Thanks to a former Toyota employee (and friend of mine) for sending this along.
Pretty glaring “defect” in this article about the demise (?) of the Six Sigma methodology:
U.S. companies have spent hundreds of millions of dollars adopting Six Sigma, the popular business management system inspired by Toyota Motor Corp’s legendary approach to manufacturing.
If you want to say “inspired by,” that’s a very loose inspiration. Motorola is typically credited with “inventing” Six Sigma and GE helped popularize it through Jack Welch’s evangelism. Toyota, according to different publications (including this web post), doesn’t use Six Sigma.
A less egregious example of the media not getting it is this other article (thanks, Scott):
The pioneer of efficient manufacturing is Toyota, which was the early adopter of lean manufacturing and kaizen techniques.
Now Toyota learned from others (including Ford and American supermarkets), but saying Toyota is an “early adopter” undersells their contribution, I’d say. The book The Machine That Changed the World called Toyota the company that “invented Lean Production.” That’s more correct.
Back to the Six Sigma article… not trying to fan the “Lean vs. Six Sigma” battle flames, but the Reuters piece asks:
So why are companies that embraced Six Sigma — like General Electric Co, Caterpillar Inc and Motorola Inc — doing no better in this downturn than the companies that ignored it?
Reuters analysis shows that the leading Six Sigma companies didn’t outperform the stock market as a whole.

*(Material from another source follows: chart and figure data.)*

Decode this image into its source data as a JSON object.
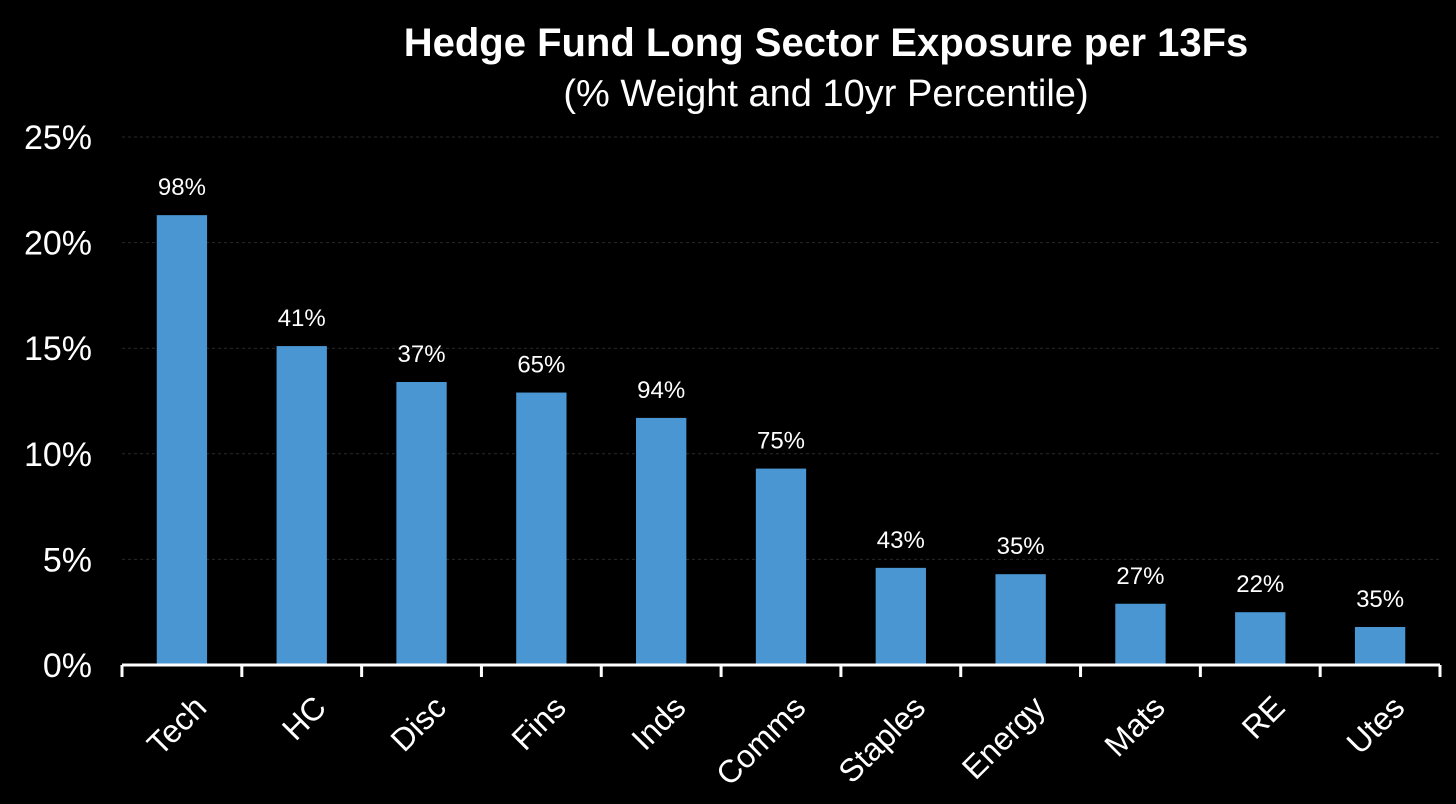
{
  "chart_data": {
    "type": "bar",
    "title": "Hedge Fund Long Sector Exposure per 13Fs",
    "subtitle": "(% Weight and 10yr Percentile)",
    "xlabel": "",
    "ylabel": "",
    "categories": [
      "Tech",
      "HC",
      "Disc",
      "Fins",
      "Inds",
      "Comms",
      "Staples",
      "Energy",
      "Mats",
      "RE",
      "Utes"
    ],
    "series": [
      {
        "values": [
          21.3,
          15.1,
          13.4,
          12.9,
          11.7,
          9.3,
          4.6,
          4.3,
          2.9,
          2.5,
          1.8
        ],
        "color": "#4a96d2"
      }
    ],
    "data_labels": [
      "98%",
      "41%",
      "37%",
      "65%",
      "94%",
      "75%",
      "43%",
      "35%",
      "27%",
      "22%",
      "35%"
    ],
    "ylim": [
      0,
      25
    ],
    "yticks": [
      0,
      5,
      10,
      15,
      20,
      25
    ],
    "ytick_labels": [
      "0%",
      "5%",
      "10%",
      "15%",
      "20%",
      "25%"
    ],
    "grid": true,
    "legend": "none",
    "background": "#000000"
  }
}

The hit piece on Six Sigma continues:
In his new book “Enough,” John Bogle, the legendary investor and founder of the Vanguard Group, partially blames the focus on metrics — a hallmark of Six Sigma — for the disastrous business decisions that led to the current crisis.
“With Six Sigma,” Bogle told Reuters this week, “you’re counting just about everything that can be counted. And my problem is that process triumphs over judgment.”
Tom Peters, the management guru, agrees. “You can measure everything except what’s important,” he said. “And you could say that it was exactly that which couldn’t be quantified, that which wasn’t real, that got us in this trouble.”
Now Lean also uses metrics to gauge whether a process is meeting the customer’s needs and how the business is performing. Metrics aren’t inherently bad. The question is what you do with them. Do you beat people up and create fear (treating the goal as a quota as Deming and John Seddon would warn against) or do you use the goal as a way of drawing a team together to solve a problem in a constructive way?
Tom Peters echoes a point often made by Dr. Deming that sometimes the most important things are not measurable. Companies often measure what’s easy to measure instead of what’s meaningful. Dr. Deming is often misquoted as saying “You can’t manage what you can’t measure.” I remember a Tom Peters rant from the late 90’s where he said he realized Motorola had gone off the deep end when their cafeteria was bragging about the number of chocolate chips in a cookie being controlled to Six Sigma levels. Crazy!
While I’m personally not the biggest fan of Six Sigma, it seems a bit ill-considered to look at the downturn and blame that (or even Lean, as somebody could have also done):
Defenders say the current downturn, far from denting Six Sigma’s reputation, is enhancing it.
While they acknowledge Six Sigma did not help them predict and avoid the downturn, they insist no one ever claimed it would.
Has Lean (the Toyota Production System) prevented Toyota from experiencing a huge drop in sales? Hell, it didn’t even keep them from overproducing parking lots and boats full of cars that customers don’t want right now. Should we blame Lean?
Final thought on Caterpillar from the story:
While Caterpillar reported a first-quarter loss because of more than $550 million in layoff charges, it actually reported a better-than-expected profit on an operating basis.
Even more remarkably, it managed to increase gross margins and reduce inventories, even as sales slumped.
“In the past it would have gone the other way. The company would have increased inventories when sales went down because it couldn’t reduce its production fast enough,” Blanton said.
Doesn’t that sound more like the benefits of the Lean component of Cat’s Lean Six Sigma program that would have kept inventory from exploding? Would it have been worse at Toyota without Lean?
Does the Reuters piece turn you against Six Sigma? Is the methodology becoming less popular where you sit/stand?